How does law enforcement recover deleted files?
We know that even if you delete a file and empty the recycle bin, the is really still on your computer somewhere because law enforcement can retrieve deleted files. How do they do it? Great explanations - thank you!!! Can somebody please be a little more specific as to how I go about recovering deleted files? I am specifically looking to retrieve some of my teenage daughter's deleted Yahoo chat archive logs.
Public Comments
- Nothing is ever really deleted...you just think it is.
- There are "undelete" programs out there, which work because deleted files are not in general overwritten for some time. I don't know which ones are used in police forensics, but here's a link to Diskeeper's Undelete product: http://www.undelete.com
- Files are stored on your hard disc drive by manipulating the magnetic particles of the disc to orient in one of two directions.
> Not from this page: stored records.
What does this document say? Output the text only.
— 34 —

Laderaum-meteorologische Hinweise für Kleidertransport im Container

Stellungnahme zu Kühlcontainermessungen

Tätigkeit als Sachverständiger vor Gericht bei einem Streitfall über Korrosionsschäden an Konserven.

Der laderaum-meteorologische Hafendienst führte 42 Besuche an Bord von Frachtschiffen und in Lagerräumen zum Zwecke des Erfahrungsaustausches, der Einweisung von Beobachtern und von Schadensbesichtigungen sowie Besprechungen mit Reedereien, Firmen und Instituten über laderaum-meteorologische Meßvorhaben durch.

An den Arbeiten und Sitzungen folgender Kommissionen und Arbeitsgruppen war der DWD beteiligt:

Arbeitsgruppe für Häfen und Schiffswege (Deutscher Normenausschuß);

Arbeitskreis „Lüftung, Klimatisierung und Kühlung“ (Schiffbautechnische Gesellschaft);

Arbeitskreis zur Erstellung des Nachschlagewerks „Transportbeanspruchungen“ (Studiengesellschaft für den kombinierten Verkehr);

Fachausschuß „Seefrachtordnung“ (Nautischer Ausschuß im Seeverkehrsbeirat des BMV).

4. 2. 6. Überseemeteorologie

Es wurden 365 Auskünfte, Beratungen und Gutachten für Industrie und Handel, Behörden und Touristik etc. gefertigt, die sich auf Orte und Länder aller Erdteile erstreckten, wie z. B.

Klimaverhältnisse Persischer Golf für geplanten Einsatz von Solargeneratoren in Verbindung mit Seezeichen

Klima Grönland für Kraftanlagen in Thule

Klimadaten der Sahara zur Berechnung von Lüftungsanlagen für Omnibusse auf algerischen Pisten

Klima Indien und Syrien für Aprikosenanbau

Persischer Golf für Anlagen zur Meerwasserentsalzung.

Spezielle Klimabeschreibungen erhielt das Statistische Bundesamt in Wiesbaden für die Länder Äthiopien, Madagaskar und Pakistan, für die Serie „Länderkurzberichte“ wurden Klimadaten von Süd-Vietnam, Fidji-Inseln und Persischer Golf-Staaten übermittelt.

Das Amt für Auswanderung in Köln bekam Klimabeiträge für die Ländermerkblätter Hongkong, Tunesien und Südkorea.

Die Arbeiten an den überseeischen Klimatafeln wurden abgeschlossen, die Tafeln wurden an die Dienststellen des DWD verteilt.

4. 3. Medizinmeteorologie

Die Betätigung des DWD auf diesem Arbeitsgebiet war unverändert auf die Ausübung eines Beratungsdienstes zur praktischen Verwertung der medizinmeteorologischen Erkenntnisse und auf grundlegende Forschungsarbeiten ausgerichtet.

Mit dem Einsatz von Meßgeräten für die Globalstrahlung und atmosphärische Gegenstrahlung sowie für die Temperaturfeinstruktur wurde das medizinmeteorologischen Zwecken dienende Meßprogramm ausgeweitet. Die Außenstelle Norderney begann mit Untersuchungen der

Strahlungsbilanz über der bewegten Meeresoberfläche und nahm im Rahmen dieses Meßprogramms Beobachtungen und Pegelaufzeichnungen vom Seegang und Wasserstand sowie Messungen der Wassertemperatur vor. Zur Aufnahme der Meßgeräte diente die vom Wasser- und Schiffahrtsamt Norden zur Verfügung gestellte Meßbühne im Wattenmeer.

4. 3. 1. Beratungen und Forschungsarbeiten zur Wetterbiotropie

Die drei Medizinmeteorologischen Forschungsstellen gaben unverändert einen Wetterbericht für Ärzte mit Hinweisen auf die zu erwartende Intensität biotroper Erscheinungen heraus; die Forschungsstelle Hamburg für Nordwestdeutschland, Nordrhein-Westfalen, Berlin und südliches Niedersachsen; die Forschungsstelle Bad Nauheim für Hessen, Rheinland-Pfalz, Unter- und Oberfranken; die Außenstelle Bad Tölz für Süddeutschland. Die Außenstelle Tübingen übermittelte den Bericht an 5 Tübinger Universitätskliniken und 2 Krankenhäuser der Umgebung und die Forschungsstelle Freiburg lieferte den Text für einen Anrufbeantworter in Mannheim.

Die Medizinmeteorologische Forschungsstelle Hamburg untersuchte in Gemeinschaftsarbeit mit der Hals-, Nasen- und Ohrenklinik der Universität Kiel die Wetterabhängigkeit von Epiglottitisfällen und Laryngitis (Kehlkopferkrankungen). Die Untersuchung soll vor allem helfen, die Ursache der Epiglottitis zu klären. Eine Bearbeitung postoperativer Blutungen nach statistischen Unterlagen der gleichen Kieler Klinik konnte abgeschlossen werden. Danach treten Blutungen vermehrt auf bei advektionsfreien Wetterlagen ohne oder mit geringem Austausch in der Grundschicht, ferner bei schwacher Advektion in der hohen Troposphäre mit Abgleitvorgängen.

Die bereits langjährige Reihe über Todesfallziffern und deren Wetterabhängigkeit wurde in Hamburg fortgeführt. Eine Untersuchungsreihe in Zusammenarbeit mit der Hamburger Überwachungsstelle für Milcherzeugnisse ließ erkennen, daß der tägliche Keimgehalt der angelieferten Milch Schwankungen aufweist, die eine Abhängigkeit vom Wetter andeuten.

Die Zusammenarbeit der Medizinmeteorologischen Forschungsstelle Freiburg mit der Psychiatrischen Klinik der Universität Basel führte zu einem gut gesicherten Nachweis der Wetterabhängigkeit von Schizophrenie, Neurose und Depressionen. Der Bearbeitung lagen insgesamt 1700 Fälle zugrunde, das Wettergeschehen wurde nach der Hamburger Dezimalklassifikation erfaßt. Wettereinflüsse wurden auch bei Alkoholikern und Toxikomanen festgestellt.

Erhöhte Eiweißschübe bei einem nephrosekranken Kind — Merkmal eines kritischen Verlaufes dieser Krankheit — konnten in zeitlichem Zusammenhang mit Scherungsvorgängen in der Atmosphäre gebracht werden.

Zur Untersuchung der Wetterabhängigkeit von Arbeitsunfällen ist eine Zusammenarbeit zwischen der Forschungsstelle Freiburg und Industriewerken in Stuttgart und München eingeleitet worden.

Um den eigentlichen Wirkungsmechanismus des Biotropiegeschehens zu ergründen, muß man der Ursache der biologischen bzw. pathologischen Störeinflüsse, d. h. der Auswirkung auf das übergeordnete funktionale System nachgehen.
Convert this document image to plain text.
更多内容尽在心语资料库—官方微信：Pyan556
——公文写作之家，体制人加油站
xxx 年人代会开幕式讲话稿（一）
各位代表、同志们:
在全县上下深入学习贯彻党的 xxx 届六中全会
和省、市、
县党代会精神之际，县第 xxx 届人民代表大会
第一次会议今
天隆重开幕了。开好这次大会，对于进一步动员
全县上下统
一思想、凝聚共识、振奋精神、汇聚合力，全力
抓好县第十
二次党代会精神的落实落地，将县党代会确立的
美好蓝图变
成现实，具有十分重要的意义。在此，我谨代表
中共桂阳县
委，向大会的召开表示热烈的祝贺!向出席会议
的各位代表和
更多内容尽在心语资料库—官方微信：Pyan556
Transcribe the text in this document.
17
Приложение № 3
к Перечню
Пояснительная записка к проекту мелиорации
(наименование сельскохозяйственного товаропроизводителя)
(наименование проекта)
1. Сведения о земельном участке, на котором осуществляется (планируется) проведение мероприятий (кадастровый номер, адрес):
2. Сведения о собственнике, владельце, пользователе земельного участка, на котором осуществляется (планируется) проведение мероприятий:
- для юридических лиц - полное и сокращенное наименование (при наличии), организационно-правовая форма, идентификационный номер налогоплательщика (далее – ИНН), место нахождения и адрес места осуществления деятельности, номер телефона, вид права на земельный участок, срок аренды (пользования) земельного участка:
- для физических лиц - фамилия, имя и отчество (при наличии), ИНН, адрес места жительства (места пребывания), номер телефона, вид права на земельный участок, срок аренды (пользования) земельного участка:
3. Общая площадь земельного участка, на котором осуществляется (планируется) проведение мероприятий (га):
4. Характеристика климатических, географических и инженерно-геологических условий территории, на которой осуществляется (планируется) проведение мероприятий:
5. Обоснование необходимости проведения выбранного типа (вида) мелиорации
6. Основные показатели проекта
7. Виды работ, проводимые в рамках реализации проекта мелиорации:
Information about the stored file (location in memory, size, filename, etc.) is then stored in the file management system to enable access to that portion of the hard disc drive containing the file. Deleting the file only deletes the reference to the file in the file management system, the oriented particles on the hard drive still contain the data. It is not difficult to retrieve that data by scanning the current state of the hard drive. You have to reformat the hard drive to erase the current state, or expose it to a strong magnetic field. Over time, a deleted file's data can be overwritten by other files. But usually, a significant portion of it remains for detection. ***NEW*** Try the link below:
- They have rooms called "clean rooms", nothing is aloud in these rooms whatsoever(to eliminate dust particles&all that). They then take the harddrive apart to get out the disk that is in the harddrive. After that it's beyond me but I know the sh-ts exspensive.
- Emptying the recycle bin dereferences the files from the filesystem, which means that the space they used to be in is marked as "free" and hence if a new file request's it Windoze gives it to the new file. In this point the old file is gone for good, unfortunatelly it can take a long time (depending on how frequently you move files around in your disk) for those "free" spaces to be actually taken and the "deleted" files can be read and reasembled by any tool capable of low-level reading the bits composing a file (as long as the "free" space it is in haven't been taken over), one such tools happens to be free to get (opensource) and exists in most modern linux distros. The best way to really wipe files is using a tool like bcwipe (also free) which runs several patterns of random data on the "free" space left by files deleted from the recycle bin, ensuring that space get taken over inmediatelly.
- Assuming the data is on a Windows machine running off a FAT, FAT32, or NTFS filesystem, there is technically no such thing as "deleting" a file, only overwriting it. Recovery programs work by picking up the magnetic traces left on the hard drive from the data, so data can still be recovered (although possibly with errors) even after it's been overwritten multiple times. This can be difficult to do on a system like linux because it uses a different file system (ext3, if I remember correctly) that automatically "reformats" the portion of the drive where the deleted data was stored. It can also be difficult if an overwrite/nuke disc was run on the machine. One such I use for my refurbishing charity uses the Guttman Algorithm, which overwrites the entire hard drive with random code on each pass for up to thirty passes, rendering all data virtually unrecoverable.